I agree with them, by having used Revit for years and have chosen to use Archicad because it's easier and lets us be focused in our profession (architects and like) more than in software problems-solving.
Felipe Ribeiro Cunha

AC 26, macOS Monterey
Karl Griffith
Booster
Steve wrote:
ArchiCAD is the better program. Sadly, that is very seldom the most critical factor in selecting a software program to build your career around. I love using ArchiCAD because I just a little one man show and I don't need to collaborate with other BIM software programs. ArchiCAD has everything I need , and then some. But not everyone can work as independently as I do.
I am successfully using ArchiCAD in collaboration with an engineering client using Revit. While things would probably be a bit easier if I was using Revit, using ArchiCAD is not a problem. In fact, my impression is that ArchiCAD is more highly developed for such collaboration than Revit is. And with the new Revit add-on from BIM6x, things are even easier. If you truly want to be collaborative, in the open-platform sense, ArchiCAD may well be the program of choice. My impression is that Revit is not as interested in collaboration across platforms...
ArchiCAD 22

Win 10
felcunha wrote:
Steve wrote:
....All things considered, I like ArchiCAD for what I am doing. But the new user should understand that if they want a career working as an employee, (what an unfortunate thing) they should learn to use Revit because they will have 100x more job opportunities.
That applies to you and your reality today. It's not the case in other countries or even other cities. I know a company who started to implement Revit and realised it would cost too expensive for the benefits they would have. Then they've chosen to step-back and got Archicad.
Its benefits over Revit : less expensive in software and hardware ; less time to and less expensive in learning ; no need of a software expert in-house.
I agree with them, by having used Revit for years and have chosen to use Archicad because it's easier and lets us be focused in our profession (architects and like) more than in software problems-solving.
No doubt about it. ArchiCAD is the superior program. My point is that even inferior skills with the inferior program can still make you more employable than a person with far superior ArchiCAD skills.
ArchiCAD is literally an obscure program right here in Salem, Oregon. I just did some business with one of the largest and oldest engineering companies in town and no one in their office had ever heard of Graphisoft or ArchiCAD. How sad is that!
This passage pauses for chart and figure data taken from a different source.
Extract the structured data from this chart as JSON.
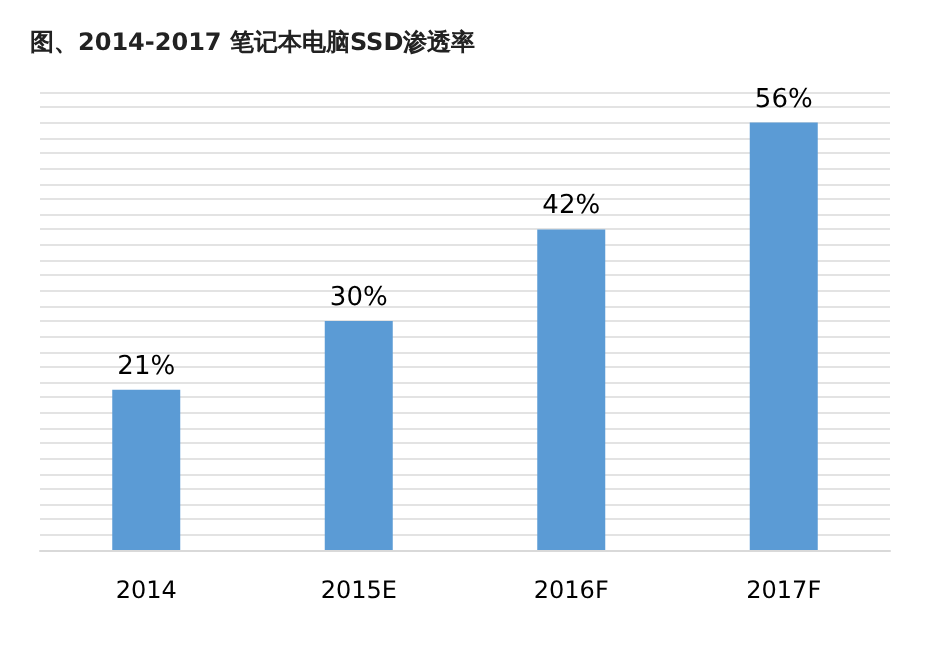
{
  "chart_data": {
    "type": "bar",
    "title": "图、2014-2017 笔记本电脑SSD渗透率",
    "categories": [
      "2014",
      "2015E",
      "2016F",
      "2017F"
    ],
    "values": [
      21,
      30,
      42,
      56
    ],
    "value_labels": [
      "21%",
      "30%",
      "42%",
      "56%"
    ],
    "color": "#5b9bd5",
    "ylim": [
      0,
      60
    ],
    "yticks": [
      {
        "value": 0,
        "label": null
      },
      {
        "value": 2,
        "label": null
      },
      {
        "value": 4,
        "label": null
      },
      {
        "value": 6,
        "label": null
      },
      {
        "value": 8,
        "label": null
      },
      {
        "value": 10,
        "label": null
      },
      {
        "value": 12,
        "label": null
      },
      {
        "value": 14,
        "label": null
      },
      {
        "value": 16,
        "label": null
      },
      {
        "value": 18,
        "label": null
      },
      {
        "value": 20,
        "label": null
      },
      {
        "value": 22,
        "label": null
      },
      {
        "value": 24,
        "label": null
      },
      {
        "value": 26,
        "label": null
      },
      {
        "value": 28,
        "label": null
      },
      {
        "value": 30,
        "label": null
      },
      {
        "value": 32,
        "label": null
      },
      {
        "value": 34,
        "label": null
      },
      {
        "value": 36,
        "label": null
      },
      {
        "value": 38,
        "label": null
      },
      {
        "value": 40,
        "label": null
      },
      {
        "value": 42,
        "label": null
      },
      {
        "value": 44,
        "label": null
      },
      {
        "value": 46,
        "label": null
      },
      {
        "value": 48,
        "label": null
      },
      {
        "value": 50,
        "label": null
      },
      {
        "value": 52,
        "label": null
      },
      {
        "value": 54,
        "label": null
      },
      {
        "value": 56,
        "label": null
      },
      {
        "value": 58,
        "label": null
      },
      {
        "value": 60,
        "label": null
      }
    ],
    "grid": "y",
    "tick_labels": "x"
  }
}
ArchiCAD 25 7000 USA - Windows 10 Pro 64x - Dell 7720 64 GB 2400MHz ECC - Xeon E3 1535M v6 4.20GHz - (2) 1TB M.2 PCIe Class 50 SSD's - 17.3" UHD IPS (3840x2160) - Nvidia Quadro P5000 16GB GDDR5 - Maxwell Studio/Render 5.2.1.49- Multilight 2 - Adobe Acrobat Pro - ArchiCAD 6 -25

Anonymous
Not applicable
This is probably buried already,
Go with Chief if you do mostly single family residential work
Go with ArchiCAD if you do multifamily and commercial work
Each is best at it's intended purpose.
As for how well the programs do ConDocs?
That's user dependent, and has nothing to do with the Software
How well do you do construction documents? I have a friend that uses "Microsoft Visio" to do con docs and she does exceptionally well!